Challenges Facing Brazil's New President
THE Dec. 17 presidential election in Brazil, the first direct one in nearly 30 years, gave a victory to conservative Fernando Collor de Mello over labor leader Lu'is In'acio ``Lula'' da Silva. This second-round balloting capped off a series of ``transitional'' elections that since 1982 have renewed the elected leadership, as voters tended to reject personalities and policies left over from the military dictatorship of 1964 to 1985.
In the Nov. 15 first-round results, candidates representing the coalition behind the discredited Sarney administration gained a mere 5 percent of the vote. The top four front-runners all came from minority parties with reformist slogans and together polled 71 percent of the first ballot total of valid votes.
The characteristics, mood, and choices of Brazil's electorate of 82 million provide some insight into the social circumstances within which Collor will govern. Above all, it is a bifurcated society in which nearly three-quarters of the electorate survives on an income of $75 a month or less, while most of the better-off quarter earns well over that amount.
The candidates of the right and the left each received roughly equal vote shares. During the coalition-building, Collor's adherents came predominantly from center-right ranks, including supporters of the former dictatorship, and Lula's gains came from progressive and leftist sectors. Polls showed Collor's greatest support came from the more conservative interior and the smaller cities, from the frontier Amazon and Center-West regions and the poor Northeast. Lula was somewhat ahead in the developed and modern South and Southeast and well ahead in the large cities. Both candidates drew support from all social classes.
Brazilian voters have weak party loyalties and are increasingly less amenable to voting according to manipulation by traditional political bosses. The mood of the electorate was moderate in view of the current economic situation. Major concerns expressed include inflation, unemployment, declining living standards, crime, and government corruption and ineffectiveness, all themes to be pressed upon the incoming administration scheduled to take office on March 15.
Voters are mistrustful of politicians and impatient for reform of the system that has caused so much personal economic sacrifice. The nation has not yet polarized, nor has the public given up on democracy because of its pessimism and disillusionment with the first civilian administration after two decades of military rule.

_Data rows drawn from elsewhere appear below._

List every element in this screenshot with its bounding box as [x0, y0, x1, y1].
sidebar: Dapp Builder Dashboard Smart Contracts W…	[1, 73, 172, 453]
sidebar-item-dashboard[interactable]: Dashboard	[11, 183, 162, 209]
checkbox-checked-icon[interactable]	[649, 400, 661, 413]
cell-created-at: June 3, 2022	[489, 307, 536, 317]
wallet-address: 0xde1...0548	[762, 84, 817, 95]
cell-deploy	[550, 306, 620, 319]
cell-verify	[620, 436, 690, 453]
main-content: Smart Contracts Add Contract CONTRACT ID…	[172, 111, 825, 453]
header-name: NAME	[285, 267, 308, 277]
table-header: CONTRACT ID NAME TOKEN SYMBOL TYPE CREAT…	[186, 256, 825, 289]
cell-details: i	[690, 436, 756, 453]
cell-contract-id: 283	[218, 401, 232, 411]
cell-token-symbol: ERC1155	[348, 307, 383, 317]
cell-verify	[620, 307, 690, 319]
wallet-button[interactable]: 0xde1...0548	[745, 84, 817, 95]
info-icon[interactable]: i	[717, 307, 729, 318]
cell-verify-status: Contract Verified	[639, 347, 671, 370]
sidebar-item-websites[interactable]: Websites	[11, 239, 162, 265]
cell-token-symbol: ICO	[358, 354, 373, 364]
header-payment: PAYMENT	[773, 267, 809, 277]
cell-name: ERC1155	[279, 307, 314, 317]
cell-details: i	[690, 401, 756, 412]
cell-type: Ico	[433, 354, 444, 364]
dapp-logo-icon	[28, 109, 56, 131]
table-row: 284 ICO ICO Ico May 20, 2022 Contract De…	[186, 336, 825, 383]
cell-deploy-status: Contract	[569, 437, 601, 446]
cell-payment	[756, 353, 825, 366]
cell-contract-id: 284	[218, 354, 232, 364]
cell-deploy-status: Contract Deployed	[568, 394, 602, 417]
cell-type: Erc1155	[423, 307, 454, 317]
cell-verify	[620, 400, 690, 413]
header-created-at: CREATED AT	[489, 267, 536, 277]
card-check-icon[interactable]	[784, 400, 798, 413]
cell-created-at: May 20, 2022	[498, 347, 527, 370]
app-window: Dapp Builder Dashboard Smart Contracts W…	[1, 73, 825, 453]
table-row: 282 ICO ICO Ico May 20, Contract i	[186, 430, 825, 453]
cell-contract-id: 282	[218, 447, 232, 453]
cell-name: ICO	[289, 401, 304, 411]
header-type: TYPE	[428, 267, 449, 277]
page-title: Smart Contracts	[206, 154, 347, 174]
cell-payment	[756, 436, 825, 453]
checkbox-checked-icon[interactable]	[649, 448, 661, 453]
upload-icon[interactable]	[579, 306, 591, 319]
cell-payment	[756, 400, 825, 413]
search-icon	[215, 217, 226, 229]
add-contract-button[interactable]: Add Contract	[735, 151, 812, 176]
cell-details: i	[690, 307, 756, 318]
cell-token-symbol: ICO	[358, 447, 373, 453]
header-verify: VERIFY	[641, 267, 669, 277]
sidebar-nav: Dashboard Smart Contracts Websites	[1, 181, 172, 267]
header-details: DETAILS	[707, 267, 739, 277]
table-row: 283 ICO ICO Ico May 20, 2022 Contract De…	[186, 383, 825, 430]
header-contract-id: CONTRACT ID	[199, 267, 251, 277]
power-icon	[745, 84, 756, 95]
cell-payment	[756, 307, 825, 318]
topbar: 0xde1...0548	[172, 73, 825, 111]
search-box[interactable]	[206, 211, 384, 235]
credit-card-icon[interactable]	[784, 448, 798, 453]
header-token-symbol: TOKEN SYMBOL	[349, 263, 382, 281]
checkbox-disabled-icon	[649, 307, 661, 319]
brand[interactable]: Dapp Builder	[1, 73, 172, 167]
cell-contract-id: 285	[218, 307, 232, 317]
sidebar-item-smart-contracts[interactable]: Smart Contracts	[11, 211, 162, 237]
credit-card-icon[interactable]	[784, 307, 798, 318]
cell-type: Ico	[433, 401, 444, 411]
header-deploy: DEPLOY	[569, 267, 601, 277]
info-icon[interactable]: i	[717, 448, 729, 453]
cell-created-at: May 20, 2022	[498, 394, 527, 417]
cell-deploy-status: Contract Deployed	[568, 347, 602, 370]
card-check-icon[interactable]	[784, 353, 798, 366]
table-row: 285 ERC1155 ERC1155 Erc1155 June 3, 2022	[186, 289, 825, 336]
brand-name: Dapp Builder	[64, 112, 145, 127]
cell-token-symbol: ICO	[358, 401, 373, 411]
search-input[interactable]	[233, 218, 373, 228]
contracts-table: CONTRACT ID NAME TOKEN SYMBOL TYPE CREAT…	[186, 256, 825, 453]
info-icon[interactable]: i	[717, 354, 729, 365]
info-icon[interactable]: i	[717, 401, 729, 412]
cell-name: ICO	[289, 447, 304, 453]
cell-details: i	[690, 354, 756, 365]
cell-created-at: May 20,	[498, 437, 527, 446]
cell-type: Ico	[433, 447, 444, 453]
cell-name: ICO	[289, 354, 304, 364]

During the campaign, however, serious issues were raised about the governability of Brazil, which operates under a 1988 constitution still to be fully implemented, borders on hyperinflation, and is burdened by internal and foreign debts on which even the interest payments cannot be made. Just as President Sarney's popularity plummeted as inflation raced out of control, so Collor must produce short-term results on long-term problems if he is to govern. At the very least, Lula's strong showing serves as a warning to the privileged classes to address seriously what Brazilians refer to as the ``social debt.''
Brazil's unstable party system reflects voter preferences well in elections, but has been less capable of forming a workable legislative consensus. Stability under the newly enhanced role for Congress demands a mixture of party discipline and compromise uncharacteristic of either Congress or the party system. Collor's Gaullist-like campaign stance of being above party, in direct touch with the nation, and unwilling to compromise, is a style unfavorable for effective relations with Congress. Collor could adopt some surprisingly populist solutions if he follows the social democratic line that he tried to identify with during and after the campaign.
Political discourse in Brazil is still much more affected by national memories and personalities and by the national position in the world than by Northern Hemisphere theses about the ``end of history,'' or the reappraisals of Marxism and capitalism. Brazil, which has had its political ``openness'' under five years of civilian governance, is now very much due for a perestroika. Radical restructuring of the state for efficiency and social performance is as necessary in Brazil as in Eastern Europe, for reasons of social justice and international economic competitiveness. Yet the intractability of the statist Brazilian system, nominally capitalist, may be just as great as that of some East European states and may require just as much public pressure and hard work to overcome.